Bloody Sunday soldier describes coming under fire
A former British soldier today described how he came under fire after entering Derry’s Bogside on Bloody Sunday.
The lance corporal, of Company C in the First Battalion of the Parachute Regiment, said the shots were fired from a Thompson sub machine gun – a weapon known to have been used by the IRA in the 1970s – as he was running across waste ground with two other members of his platoon.
He told the Bloody Sunday Inquiry, sitting in London, that they were the first shots he had heard after entering the Bogside on that day.
The lance corporal, identified only as Soldier 003, said in his statement to the inquiry: “After we had started running across the waste ground and were about half way, we came under fire.
“Shots were fired somewhere from our right (west) which I think came from the direction of Columbcille Court.”

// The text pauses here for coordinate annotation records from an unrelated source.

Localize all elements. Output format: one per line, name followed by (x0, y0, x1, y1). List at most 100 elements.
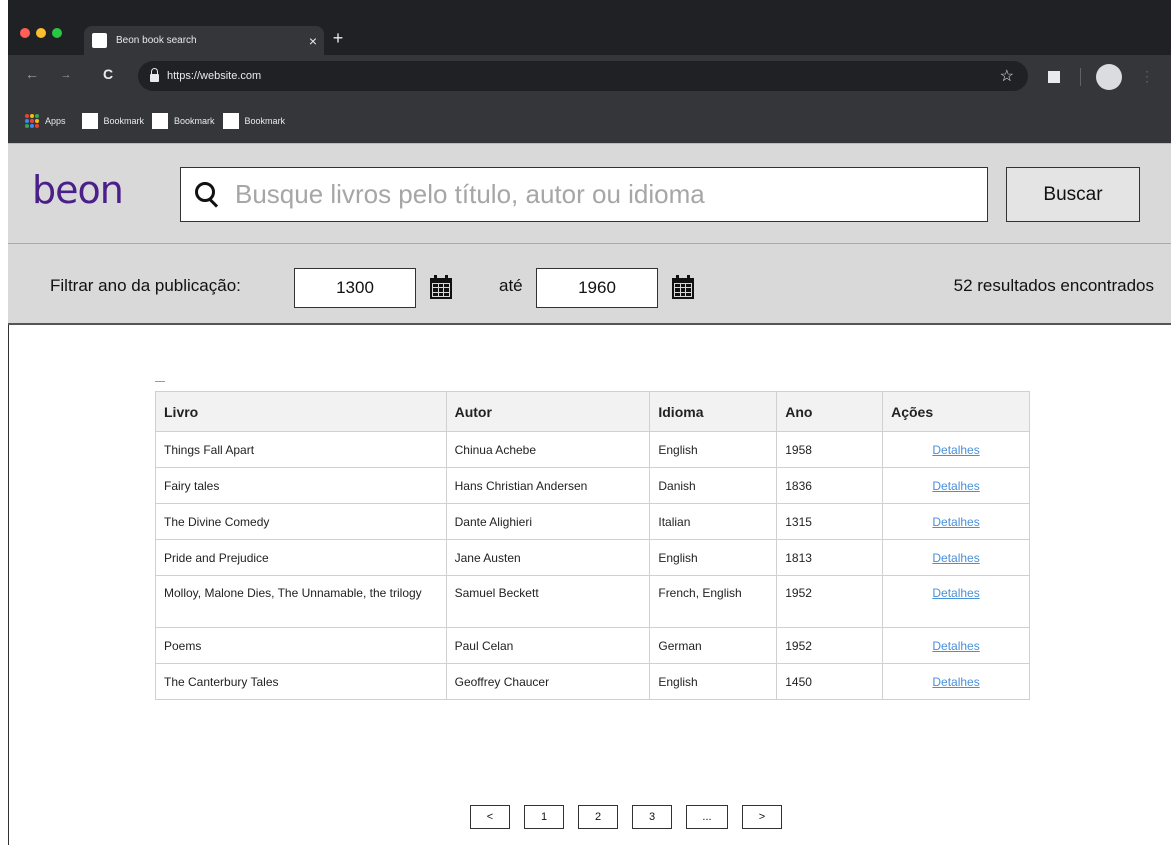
cell-idioma: English (649, 539, 778, 576)
cell-autor: Dante Alighieri (445, 503, 651, 540)
browser-menu-icon[interactable]: ⋮ (1140, 68, 1154, 85)
cell-autor: Geoffrey Chaucer (445, 663, 651, 700)
url-text: https://website.com (167, 70, 262, 82)
table-row: Things Fall Apart Chinua Achebe English … (155, 431, 1030, 468)
maximize-window-button[interactable] (52, 28, 62, 38)
bookmark-item[interactable]: Bookmark (222, 113, 285, 129)
search-button[interactable]: Buscar (1006, 167, 1140, 222)
tab-strip: Beon book search × + (8, 0, 1171, 55)
prev-page-button[interactable]: < (470, 805, 510, 829)
cell-acoes: Detalhes (882, 575, 1030, 628)
details-link[interactable]: Detalhes (932, 479, 979, 493)
cell-autor: Paul Celan (445, 627, 651, 664)
browser-chrome: Beon book search × + ← → C https://websi… (8, 0, 1171, 143)
page-3-button[interactable]: 3 (632, 805, 672, 829)
bookmark-item[interactable]: Bookmark (152, 113, 215, 129)
table-row: Poems Paul Celan German 1952 Detalhes (155, 627, 1030, 664)
cell-idioma: English (649, 663, 778, 700)
back-button[interactable]: ← (22, 66, 42, 82)
window-controls (20, 28, 62, 38)
cell-idioma: Italian (649, 503, 778, 540)
column-header-acoes: Ações (882, 391, 1030, 432)
details-link[interactable]: Detalhes (932, 639, 979, 653)
from-year-input[interactable] (294, 268, 416, 308)
forward-button[interactable]: → (56, 69, 76, 81)
tab-favicon-icon (92, 33, 107, 48)
calendar-icon[interactable] (430, 275, 452, 299)
cell-autor: Samuel Beckett (445, 575, 651, 628)
reload-button[interactable]: C (98, 66, 118, 82)
column-header-ano: Ano (776, 391, 884, 432)
table-row: The Divine Comedy Dante Alighieri Italia… (155, 503, 1030, 540)
filter-year-label: Filtrar ano da publicação: (50, 276, 241, 295)
cell-ano: 1952 (776, 627, 884, 664)
cell-livro: Fairy tales (155, 467, 447, 504)
table-row: The Canterbury Tales Geoffrey Chaucer En… (155, 663, 1030, 700)
cell-livro: The Divine Comedy (155, 503, 447, 540)
details-link[interactable]: Detalhes (932, 675, 979, 689)
to-year-input[interactable] (536, 268, 658, 308)
table-header-row: Livro Autor Idioma Ano Ações (155, 391, 1030, 432)
table-row: Pride and Prejudice Jane Austen English … (155, 539, 1030, 576)
tab-title: Beon book search (116, 35, 197, 46)
cell-ano: 1958 (776, 431, 884, 468)
app-header: beon Buscar (8, 143, 1171, 243)
bookmarks-bar: Apps Bookmark Bookmark Bookmark (8, 99, 1171, 143)
divider (155, 381, 165, 382)
cell-acoes: Detalhes (882, 663, 1030, 700)
cell-livro: Pride and Prejudice (155, 539, 447, 576)
calendar-icon[interactable] (672, 275, 694, 299)
beon-logo[interactable]: beon (32, 168, 124, 212)
address-bar[interactable]: https://website.com ☆ (138, 61, 1028, 91)
bookmark-favicon-icon (152, 113, 169, 129)
cell-autor: Jane Austen (445, 539, 651, 576)
result-count: 52 resultados encontrados (953, 276, 1154, 295)
close-window-button[interactable] (20, 28, 30, 38)
cell-ano: 1813 (776, 539, 884, 576)
cell-ano: 1450 (776, 663, 884, 700)
cell-idioma: German (649, 627, 778, 664)
cell-acoes: Detalhes (882, 539, 1030, 576)
extension-icon[interactable] (1048, 71, 1060, 83)
page-border (8, 325, 9, 845)
tab-close-icon[interactable]: × (302, 33, 324, 49)
apps-grid-icon[interactable] (25, 114, 39, 128)
cell-ano: 1836 (776, 467, 884, 504)
cell-livro: The Canterbury Tales (155, 663, 447, 700)
details-link[interactable]: Detalhes (932, 443, 979, 457)
page-2-button[interactable]: 2 (578, 805, 618, 829)
cell-idioma: French, English (649, 575, 778, 628)
details-link[interactable]: Detalhes (932, 515, 979, 529)
bookmark-favicon-icon (222, 113, 239, 129)
more-pages-button[interactable]: ... (686, 805, 728, 829)
minimize-window-button[interactable] (36, 28, 46, 38)
cell-livro: Poems (155, 627, 447, 664)
new-tab-button[interactable]: + (328, 28, 348, 48)
browser-tab[interactable]: Beon book search × (84, 26, 324, 55)
column-header-livro: Livro (155, 391, 447, 432)
cell-ano: 1315 (776, 503, 884, 540)
apps-label[interactable]: Apps (45, 116, 66, 126)
details-link[interactable]: Detalhes (932, 586, 979, 600)
profile-avatar[interactable] (1096, 64, 1122, 90)
search-box[interactable] (180, 167, 988, 222)
cell-idioma: Danish (649, 467, 778, 504)
bookmark-item[interactable]: Bookmark (81, 113, 144, 129)
details-link[interactable]: Detalhes (932, 551, 979, 565)
cell-idioma: English (649, 431, 778, 468)
cell-livro: Things Fall Apart (155, 431, 447, 468)
table-row: Fairy tales Hans Christian Andersen Dani… (155, 467, 1030, 504)
to-label: até (499, 276, 523, 295)
column-header-idioma: Idioma (649, 391, 778, 432)
page-1-button[interactable]: 1 (524, 805, 564, 829)
search-input[interactable] (235, 179, 935, 210)
bookmark-favicon-icon (81, 113, 98, 129)
table-row: Molloy, Malone Dies, The Unnamable, the … (155, 575, 1030, 628)
cell-acoes: Detalhes (882, 503, 1030, 540)
bookmark-star-icon[interactable]: ☆ (1000, 66, 1014, 86)
filter-bar: Filtrar ano da publicação: até 52 result… (8, 243, 1171, 325)
search-icon (195, 181, 219, 208)
cell-autor: Hans Christian Andersen (445, 467, 651, 504)
cell-acoes: Detalhes (882, 627, 1030, 664)
next-page-button[interactable]: > (742, 805, 782, 829)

He said the round hit the ground about 10-15 metres ahead of him and that some had hit a puddle surrounding burnt-out vehicles.
Soldier 003 continued: “The shots were fired from a Thompson sub machine gun, which has a very distinctive heavy sound and couldn’t be mistaken.
“There was at least one burst of shots, and quite a few rounds hit the ground although I cannot be more precise.
“As far as I was concerned I was concentrating on getting to the houses we were heading for as fast as I could run.”
The lance corporal told the inquiry that his Company was originally sent to Derry from Belfast merely as stand-by reserves for the civil rights march on January 30, 1972.
British paratroopers killed 13 Catholic men and wounded another 13 people on that day.